The dataset is definitely great, though it presents an obvious obstacle to start with: it's a bit too large!

In fact, I am not even sure how many records are there. For sure, it's fixed size, therefore I could theoretically download the CSV, wait for probably a few hours, then run a `wc -l` to know its size, wait several minutes and then I'd get the number. And then... what?

I suspect the dataset contains about 100 million rows, but this information is useless. I also know it's a CSV of around 8 GB (I can see the file size in the browser when it asks me to confirm the download), but this information is not very useful either.

I was not given a cluster of computers with a lot of memory. I am using my laptop with 8G of fast memory. Even if I download the entire file, how am I supposed to load it into memory?

The same problem applies to the PostgreSQL database. For sure the database has a lot of advantages over the CSV file (and the unique disadvantage that you need to know a bit of SQL!), but it comes with problems too. First of all, to maintain it costs money. I was forbidden by my team to run a `select count(*)` which would consume a lot of memory and maybe even take down the CPU of the server that hosts the DB. In fact, I suspect that our database administrator has disabled queries like that one. Imagine if I were to take down the entire server!

No reason to worry too much though. This is a fairly common situation for data scientists. Whether you were given 1 billion tweets, 500 million pictures, or 100 million payment transactions, you won't be able to analyze the dataset in its entirety.

You and I need a hat.

## Choose the right hat (Statistical Settings)

I need to wear the statistician hat to work on this task.

The database will be the _population_ that I have to study. I will have to come up with _hypothesis_ about this population, driven by _samples_ and _reject_ (or not) them via statistical _testing_ and _evidence_.

Statisticians never assume to know the entire population. Think about healthcare studies: when a company wants to evaluate the effectiveness of a new drug, they certainly don't assume to know how the entire world's population would react to it. They take a sample (volunteers usually), test the drug on this small sample and then make conclusions based on statistical evidence.

This is the correct Data Science approach for large dataset, and it's the one I'll use.

## My questions to the dataset

Let's get down to business now.

My approach to statistical analysis is to ask questions. These questions will drive sampling and light exploration, and then shape the hypotheses. Once I have some meaningful hypotheses, I will work on them statistically (via hypothesis testing).

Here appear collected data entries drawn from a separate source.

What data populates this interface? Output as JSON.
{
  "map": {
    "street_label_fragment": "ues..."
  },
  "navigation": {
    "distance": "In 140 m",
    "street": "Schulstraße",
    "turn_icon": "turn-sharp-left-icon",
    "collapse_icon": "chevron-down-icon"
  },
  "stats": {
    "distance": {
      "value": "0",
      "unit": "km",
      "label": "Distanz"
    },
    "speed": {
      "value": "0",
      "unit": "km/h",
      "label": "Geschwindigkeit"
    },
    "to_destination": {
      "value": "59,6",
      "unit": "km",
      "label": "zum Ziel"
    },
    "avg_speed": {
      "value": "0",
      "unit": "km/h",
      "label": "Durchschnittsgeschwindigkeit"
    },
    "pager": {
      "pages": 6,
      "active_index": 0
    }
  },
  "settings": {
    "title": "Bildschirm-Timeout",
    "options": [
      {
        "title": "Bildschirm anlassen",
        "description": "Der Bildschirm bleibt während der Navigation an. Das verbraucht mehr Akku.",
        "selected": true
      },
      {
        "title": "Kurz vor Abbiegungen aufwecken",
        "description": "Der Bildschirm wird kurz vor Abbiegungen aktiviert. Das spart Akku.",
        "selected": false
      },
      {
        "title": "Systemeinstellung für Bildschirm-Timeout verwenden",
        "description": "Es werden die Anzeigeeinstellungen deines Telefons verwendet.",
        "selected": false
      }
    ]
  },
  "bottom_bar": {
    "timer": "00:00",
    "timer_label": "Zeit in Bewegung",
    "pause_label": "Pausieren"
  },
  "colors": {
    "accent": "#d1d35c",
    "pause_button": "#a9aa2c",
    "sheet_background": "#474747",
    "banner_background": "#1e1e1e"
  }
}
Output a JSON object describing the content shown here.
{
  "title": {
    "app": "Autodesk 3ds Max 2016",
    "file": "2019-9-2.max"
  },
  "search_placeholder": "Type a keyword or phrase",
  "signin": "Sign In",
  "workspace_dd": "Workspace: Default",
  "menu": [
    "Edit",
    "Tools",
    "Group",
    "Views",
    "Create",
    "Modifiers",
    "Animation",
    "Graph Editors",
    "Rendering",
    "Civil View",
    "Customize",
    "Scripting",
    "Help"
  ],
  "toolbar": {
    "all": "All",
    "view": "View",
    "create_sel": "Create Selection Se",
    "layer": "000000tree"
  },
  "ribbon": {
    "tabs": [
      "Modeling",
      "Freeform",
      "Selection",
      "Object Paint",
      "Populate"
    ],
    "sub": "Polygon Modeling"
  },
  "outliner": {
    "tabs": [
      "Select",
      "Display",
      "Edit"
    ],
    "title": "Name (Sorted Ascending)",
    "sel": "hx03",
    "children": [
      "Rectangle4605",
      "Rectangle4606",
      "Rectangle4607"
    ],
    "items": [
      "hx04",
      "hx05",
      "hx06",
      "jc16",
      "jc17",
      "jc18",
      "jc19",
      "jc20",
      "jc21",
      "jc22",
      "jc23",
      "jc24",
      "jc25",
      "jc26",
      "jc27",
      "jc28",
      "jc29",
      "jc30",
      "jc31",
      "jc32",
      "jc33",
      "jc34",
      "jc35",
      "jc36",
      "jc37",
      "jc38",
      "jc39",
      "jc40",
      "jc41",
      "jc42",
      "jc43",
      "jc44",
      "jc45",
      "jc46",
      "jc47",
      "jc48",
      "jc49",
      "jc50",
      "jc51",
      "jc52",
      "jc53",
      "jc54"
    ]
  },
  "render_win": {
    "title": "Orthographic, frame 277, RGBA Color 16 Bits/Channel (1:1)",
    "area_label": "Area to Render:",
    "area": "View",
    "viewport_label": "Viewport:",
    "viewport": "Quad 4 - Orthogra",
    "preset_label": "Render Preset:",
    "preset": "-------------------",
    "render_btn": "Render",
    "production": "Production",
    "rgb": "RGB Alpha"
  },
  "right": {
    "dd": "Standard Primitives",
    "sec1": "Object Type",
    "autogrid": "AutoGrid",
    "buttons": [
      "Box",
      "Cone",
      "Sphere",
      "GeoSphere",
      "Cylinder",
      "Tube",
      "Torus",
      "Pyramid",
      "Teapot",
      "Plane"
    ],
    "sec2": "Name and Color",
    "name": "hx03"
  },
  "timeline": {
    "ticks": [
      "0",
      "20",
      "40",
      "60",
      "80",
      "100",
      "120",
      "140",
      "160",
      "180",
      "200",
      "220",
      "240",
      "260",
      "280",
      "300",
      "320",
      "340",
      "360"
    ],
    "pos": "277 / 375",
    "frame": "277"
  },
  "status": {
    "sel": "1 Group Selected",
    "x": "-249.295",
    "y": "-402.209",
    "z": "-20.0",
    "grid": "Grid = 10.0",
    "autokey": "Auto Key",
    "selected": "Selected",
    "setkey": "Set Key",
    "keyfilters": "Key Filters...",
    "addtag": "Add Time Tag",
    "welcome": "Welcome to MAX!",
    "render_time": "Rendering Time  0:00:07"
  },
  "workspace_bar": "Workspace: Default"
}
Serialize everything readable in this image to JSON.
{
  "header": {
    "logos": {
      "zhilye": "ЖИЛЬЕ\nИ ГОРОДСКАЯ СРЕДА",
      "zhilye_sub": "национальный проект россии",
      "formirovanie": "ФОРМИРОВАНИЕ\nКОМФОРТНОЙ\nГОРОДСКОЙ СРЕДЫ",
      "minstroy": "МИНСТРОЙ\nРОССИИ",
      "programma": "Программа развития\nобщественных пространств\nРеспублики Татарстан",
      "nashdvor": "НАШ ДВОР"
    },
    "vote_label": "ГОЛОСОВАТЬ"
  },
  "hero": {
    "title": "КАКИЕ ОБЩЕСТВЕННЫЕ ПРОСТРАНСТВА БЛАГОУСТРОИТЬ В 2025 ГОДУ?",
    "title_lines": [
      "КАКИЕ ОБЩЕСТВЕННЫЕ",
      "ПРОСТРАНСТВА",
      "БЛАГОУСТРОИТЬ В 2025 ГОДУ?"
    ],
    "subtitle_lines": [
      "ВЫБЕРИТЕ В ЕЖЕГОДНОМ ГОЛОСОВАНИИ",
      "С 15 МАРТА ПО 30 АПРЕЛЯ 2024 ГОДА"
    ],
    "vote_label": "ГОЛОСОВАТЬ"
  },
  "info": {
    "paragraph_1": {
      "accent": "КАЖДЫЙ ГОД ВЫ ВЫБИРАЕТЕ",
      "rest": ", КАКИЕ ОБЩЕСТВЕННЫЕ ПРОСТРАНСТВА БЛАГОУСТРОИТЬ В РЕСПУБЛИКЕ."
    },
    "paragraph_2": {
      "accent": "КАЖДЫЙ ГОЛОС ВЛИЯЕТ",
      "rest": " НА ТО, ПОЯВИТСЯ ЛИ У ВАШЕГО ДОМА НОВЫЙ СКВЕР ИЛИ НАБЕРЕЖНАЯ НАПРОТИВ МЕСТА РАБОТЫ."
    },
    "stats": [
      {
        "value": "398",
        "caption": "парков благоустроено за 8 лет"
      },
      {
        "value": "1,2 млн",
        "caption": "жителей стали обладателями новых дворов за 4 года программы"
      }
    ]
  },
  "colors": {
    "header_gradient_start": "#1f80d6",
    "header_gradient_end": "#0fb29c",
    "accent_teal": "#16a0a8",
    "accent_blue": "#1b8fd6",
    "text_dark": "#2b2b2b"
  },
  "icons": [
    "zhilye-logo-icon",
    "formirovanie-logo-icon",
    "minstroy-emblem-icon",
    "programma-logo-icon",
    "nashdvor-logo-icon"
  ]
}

Here are my initial questions for this dataset.

**What is the maximum capacity of the city?**

In fact, I don't know if traffic gets ever so bad that the network reaches its capacity. Nobody told me that, and I suspect it's not the case.
My question refers more to the maximum number of objects that are moving in the network _at the same time_. Again, I can't just scan the whole population to get the "true" answer, hence I will need to resort to some different technique and come up with a data-driven approximation of the "true" answer.

**From where do most vehicles enter the network?**

I think it can be very useful to present at my next team meeting a 2D map of the city that shows the hotspots where a lot of objects enter the city.

**What are the most congested spots?**

I am still thinking about a 2D map of the city. It would surely be useful to know where traffic gets the worst. I believe this can be interpreted in multiple ways: I could say that it's bad traffic if there a lot of cars, or if the speed is very low. This point will probably drive further analysis.

**What is the highest speed vehicles travel at?**

Again, not the "true" highest speed. Think statistically.

**What is the average speed vehicles travel at?**

Similar concept to the previous question.

**Hypothesis: A vehicle is 95% likely to travel at an average speed of 20 km/h. True or False?**

**What are the lengths of the 10 longest queues of vehicles? Where are they?**

I believe the answer to this question will require some extra computational power.